En effet, ainsi que l’affirme Leonetti, « les promoteurs des solutions d’IA promettent de détecter le criminel avant son passage à l’acte et ainsi détecter la potentialité du crime. » D’autant plus que, depuis plusieurs années, le principe de précaution au moyen duquel il faut prévenir tout risque même en « l’absence de certitudes » tend à s’immiscer de plus en plus en matière pénale.

C’est pourquoi de multiples solutions d’IA émergent, lesquelles visent à essayer de prédire l’insécurité. Il en va par exemple ainsi de techniques expérimentées par la gendarmerie nationale permettant, grâce à l’IA, de détecter les zones territoriales de délinquance (hotspot). Ou encore, comme aux États-Unis, du programme PredPol (Predictive Policing) permettant, grâce à « une compilation de données concernant les infractions passées et les quartiers à risques », de prédire « les zones où des infractions peuvent être commises. » Depuis sa mise en œuvre, les « crimes violents » auraient diminué de 21 %. Leonetti a donc raison d’affirmer que « le monde judiciaire est ainsi devenu un terrain d’expérimentation pour de nombreuses solutions d’IA. » Mais avec des limites…

Vers une justice robotisée ?

Ne soyons pas naïfs ! L’IA ne peut qu’être un moyen pour les fonctions judiciaires, une aide permettant à ces dernières de poursuivre au mieux leur finalité et non pas la solution miracle à tous les problèmes d’insécurité et de justice. C’est pourquoi l’auteur explique justement que « le recours à l’IA n’est pas la panacée, car cette technologie doit encore être perfectionnée afin de garantir sa fiabilité. » En effet, il lui arrive de manquer ses objectifs. Cela a été le cas, comme le rapporte l’auteur, lors de la Ligue des champions à Cardiff en 2017 pendant laquelle les visages des passants ont été scannés grâce à des caméras puis comparés avec une base de données de clichés anthropométriques : les signalements effectués sur la base de ces comparaisons ont été de fausses alertes pour 93 % d’entre eux.

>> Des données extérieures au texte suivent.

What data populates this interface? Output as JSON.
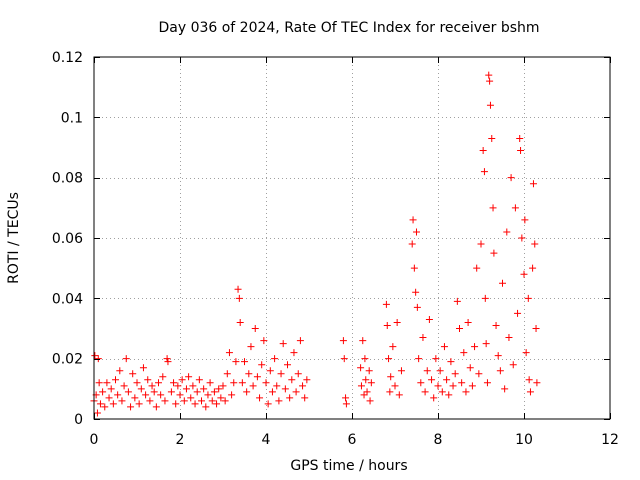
{
  "chart_data": {
    "type": "scatter",
    "title": "Day 036 of 2024, Rate Of TEC Index for receiver bshm",
    "xlabel": "GPS time / hours",
    "ylabel": "ROTI / TECUs",
    "xlim": [
      0,
      12
    ],
    "ylim": [
      0,
      0.12
    ],
    "xticks": [
      0,
      2,
      4,
      6,
      8,
      10,
      12
    ],
    "xtick_labels": [
      "0",
      "2",
      "4",
      "6",
      "8",
      "10",
      "12"
    ],
    "yticks": [
      0,
      0.02,
      0.04,
      0.06,
      0.08,
      0.1,
      0.12
    ],
    "ytick_labels": [
      "0",
      "0.02",
      "0.04",
      "0.06",
      "0.08",
      "0.1",
      "0.12"
    ],
    "grid": true,
    "marker": "+",
    "color": "#ff0000",
    "series": [
      {
        "name": "ROTI",
        "points": [
          [
            0.0,
            0.006
          ],
          [
            0.02,
            0.021
          ],
          [
            0.05,
            0.008
          ],
          [
            0.08,
            0.002
          ],
          [
            0.1,
            0.02
          ],
          [
            0.12,
            0.012
          ],
          [
            0.15,
            0.005
          ],
          [
            0.2,
            0.009
          ],
          [
            0.25,
            0.004
          ],
          [
            0.3,
            0.012
          ],
          [
            0.35,
            0.007
          ],
          [
            0.4,
            0.01
          ],
          [
            0.45,
            0.005
          ],
          [
            0.5,
            0.013
          ],
          [
            0.55,
            0.008
          ],
          [
            0.6,
            0.016
          ],
          [
            0.65,
            0.006
          ],
          [
            0.7,
            0.011
          ],
          [
            0.75,
            0.02
          ],
          [
            0.8,
            0.009
          ],
          [
            0.85,
            0.004
          ],
          [
            0.9,
            0.015
          ],
          [
            0.95,
            0.007
          ],
          [
            1.0,
            0.012
          ],
          [
            1.05,
            0.005
          ],
          [
            1.1,
            0.01
          ],
          [
            1.15,
            0.017
          ],
          [
            1.2,
            0.008
          ],
          [
            1.25,
            0.013
          ],
          [
            1.3,
            0.006
          ],
          [
            1.35,
            0.011
          ],
          [
            1.4,
            0.009
          ],
          [
            1.45,
            0.004
          ],
          [
            1.5,
            0.012
          ],
          [
            1.55,
            0.008
          ],
          [
            1.6,
            0.014
          ],
          [
            1.65,
            0.006
          ],
          [
            1.7,
            0.02
          ],
          [
            1.72,
            0.019
          ],
          [
            1.8,
            0.009
          ],
          [
            1.85,
            0.012
          ],
          [
            1.9,
            0.005
          ],
          [
            1.95,
            0.011
          ],
          [
            2.0,
            0.008
          ],
          [
            2.05,
            0.013
          ],
          [
            2.1,
            0.006
          ],
          [
            2.15,
            0.01
          ],
          [
            2.2,
            0.014
          ],
          [
            2.25,
            0.007
          ],
          [
            2.3,
            0.011
          ],
          [
            2.35,
            0.005
          ],
          [
            2.4,
            0.009
          ],
          [
            2.45,
            0.013
          ],
          [
            2.5,
            0.006
          ],
          [
            2.55,
            0.01
          ],
          [
            2.6,
            0.004
          ],
          [
            2.65,
            0.008
          ],
          [
            2.7,
            0.012
          ],
          [
            2.75,
            0.006
          ],
          [
            2.8,
            0.009
          ],
          [
            2.85,
            0.005
          ],
          [
            2.9,
            0.01
          ],
          [
            2.95,
            0.007
          ],
          [
            3.0,
            0.011
          ],
          [
            3.05,
            0.006
          ],
          [
            3.1,
            0.015
          ],
          [
            3.15,
            0.022
          ],
          [
            3.2,
            0.008
          ],
          [
            3.25,
            0.012
          ],
          [
            3.3,
            0.019
          ],
          [
            3.35,
            0.043
          ],
          [
            3.38,
            0.04
          ],
          [
            3.4,
            0.032
          ],
          [
            3.45,
            0.012
          ],
          [
            3.5,
            0.019
          ],
          [
            3.55,
            0.009
          ],
          [
            3.6,
            0.015
          ],
          [
            3.65,
            0.024
          ],
          [
            3.7,
            0.011
          ],
          [
            3.75,
            0.03
          ],
          [
            3.8,
            0.014
          ],
          [
            3.85,
            0.007
          ],
          [
            3.9,
            0.018
          ],
          [
            3.95,
            0.026
          ],
          [
            4.0,
            0.012
          ],
          [
            4.05,
            0.005
          ],
          [
            4.1,
            0.016
          ],
          [
            4.15,
            0.009
          ],
          [
            4.2,
            0.02
          ],
          [
            4.25,
            0.011
          ],
          [
            4.3,
            0.006
          ],
          [
            4.35,
            0.015
          ],
          [
            4.4,
            0.025
          ],
          [
            4.45,
            0.01
          ],
          [
            4.5,
            0.018
          ],
          [
            4.55,
            0.007
          ],
          [
            4.6,
            0.013
          ],
          [
            4.65,
            0.022
          ],
          [
            4.7,
            0.009
          ],
          [
            4.75,
            0.015
          ],
          [
            4.8,
            0.026
          ],
          [
            4.85,
            0.011
          ],
          [
            4.9,
            0.007
          ],
          [
            4.95,
            0.013
          ],
          [
            5.8,
            0.026
          ],
          [
            5.82,
            0.02
          ],
          [
            5.85,
            0.007
          ],
          [
            5.87,
            0.005
          ],
          [
            6.2,
            0.017
          ],
          [
            6.22,
            0.011
          ],
          [
            6.25,
            0.026
          ],
          [
            6.28,
            0.008
          ],
          [
            6.3,
            0.02
          ],
          [
            6.32,
            0.013
          ],
          [
            6.35,
            0.009
          ],
          [
            6.4,
            0.016
          ],
          [
            6.42,
            0.006
          ],
          [
            6.45,
            0.012
          ],
          [
            6.8,
            0.038
          ],
          [
            6.82,
            0.031
          ],
          [
            6.85,
            0.02
          ],
          [
            6.88,
            0.009
          ],
          [
            6.9,
            0.014
          ],
          [
            6.95,
            0.024
          ],
          [
            7.0,
            0.011
          ],
          [
            7.05,
            0.032
          ],
          [
            7.1,
            0.008
          ],
          [
            7.15,
            0.016
          ],
          [
            7.4,
            0.058
          ],
          [
            7.42,
            0.066
          ],
          [
            7.45,
            0.05
          ],
          [
            7.48,
            0.042
          ],
          [
            7.5,
            0.062
          ],
          [
            7.52,
            0.037
          ],
          [
            7.55,
            0.02
          ],
          [
            7.6,
            0.012
          ],
          [
            7.65,
            0.027
          ],
          [
            7.7,
            0.009
          ],
          [
            7.75,
            0.016
          ],
          [
            7.8,
            0.033
          ],
          [
            7.85,
            0.013
          ],
          [
            7.9,
            0.007
          ],
          [
            7.95,
            0.02
          ],
          [
            8.0,
            0.011
          ],
          [
            8.05,
            0.016
          ],
          [
            8.1,
            0.009
          ],
          [
            8.15,
            0.024
          ],
          [
            8.2,
            0.013
          ],
          [
            8.25,
            0.008
          ],
          [
            8.3,
            0.019
          ],
          [
            8.35,
            0.011
          ],
          [
            8.4,
            0.015
          ],
          [
            8.45,
            0.039
          ],
          [
            8.5,
            0.03
          ],
          [
            8.55,
            0.012
          ],
          [
            8.6,
            0.022
          ],
          [
            8.65,
            0.009
          ],
          [
            8.7,
            0.032
          ],
          [
            8.75,
            0.017
          ],
          [
            8.8,
            0.011
          ],
          [
            8.85,
            0.024
          ],
          [
            8.9,
            0.05
          ],
          [
            8.95,
            0.015
          ],
          [
            9.0,
            0.058
          ],
          [
            9.05,
            0.089
          ],
          [
            9.08,
            0.082
          ],
          [
            9.1,
            0.04
          ],
          [
            9.12,
            0.025
          ],
          [
            9.15,
            0.012
          ],
          [
            9.18,
            0.114
          ],
          [
            9.2,
            0.112
          ],
          [
            9.22,
            0.104
          ],
          [
            9.25,
            0.093
          ],
          [
            9.28,
            0.07
          ],
          [
            9.3,
            0.055
          ],
          [
            9.35,
            0.031
          ],
          [
            9.4,
            0.021
          ],
          [
            9.45,
            0.016
          ],
          [
            9.5,
            0.045
          ],
          [
            9.55,
            0.01
          ],
          [
            9.6,
            0.062
          ],
          [
            9.65,
            0.027
          ],
          [
            9.7,
            0.08
          ],
          [
            9.75,
            0.018
          ],
          [
            9.8,
            0.07
          ],
          [
            9.85,
            0.035
          ],
          [
            9.9,
            0.093
          ],
          [
            9.92,
            0.089
          ],
          [
            9.95,
            0.06
          ],
          [
            10.0,
            0.048
          ],
          [
            10.02,
            0.066
          ],
          [
            10.05,
            0.022
          ],
          [
            10.1,
            0.04
          ],
          [
            10.12,
            0.013
          ],
          [
            10.15,
            0.009
          ],
          [
            10.2,
            0.05
          ],
          [
            10.22,
            0.078
          ],
          [
            10.25,
            0.058
          ],
          [
            10.28,
            0.03
          ],
          [
            10.3,
            0.012
          ]
        ]
      }
    ]
  }
}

De plus, même si l’IA est bienvenue pour aider la justice à être plus efficace, il n’en demeure pas moins que son rôle ne peut qu’être limité, surtout lorsqu’il s’agit d’y avoir recours pour essayer de prédire les décisions des juges. En effet, comme l’explique l’auteur en se basant sur la théorie réaliste de l’interprétation, le juge n’est pas un robot appliquant automatiquement la loi mais, au contraire, détient une relative liberté pour interpréter les textes : « l’acte de juger ne peut se confondre avec une forme de justice mécanique dans laquelle le juge serait semblable à une machine chargée de distribuer des décisions. En effet, la réalité impose le constat que le jugement est par essence subjectif, car il traduit une décision humaine. Dans ce cas, le juge se fait interprète de la loi.

Et pour cause, le juge ne peut pas être prisonnier des textes et des jurisprudences du passé sur laquelle se fonde l’IA pour prédire les futures décisions. Au contraire, il doit être capable de les surpasser, grâce à son interprétation, afin d’adapter la jurisprudence aux évolutions économiques et sociales de son temps. C’est pourquoi la justice prédictive rendue possible par l’IA peut constituer un véritable danger : en automatisant les décisions des juges à partir de données issues du passé, elle évacue de facto toute possibilité de revirements jurisprudentiels nécessaires. Ainsi, l’auteur explique donc que « le recours à l’IA ne doit pas porter sur la recherche de solutions, mais plutôt sur la formulation de séquences argumentatives » grâce à sa capacité à fournir au juge rapidement et avec précision les informations importantes dont il a besoin pour motiver au mieux ses décisions.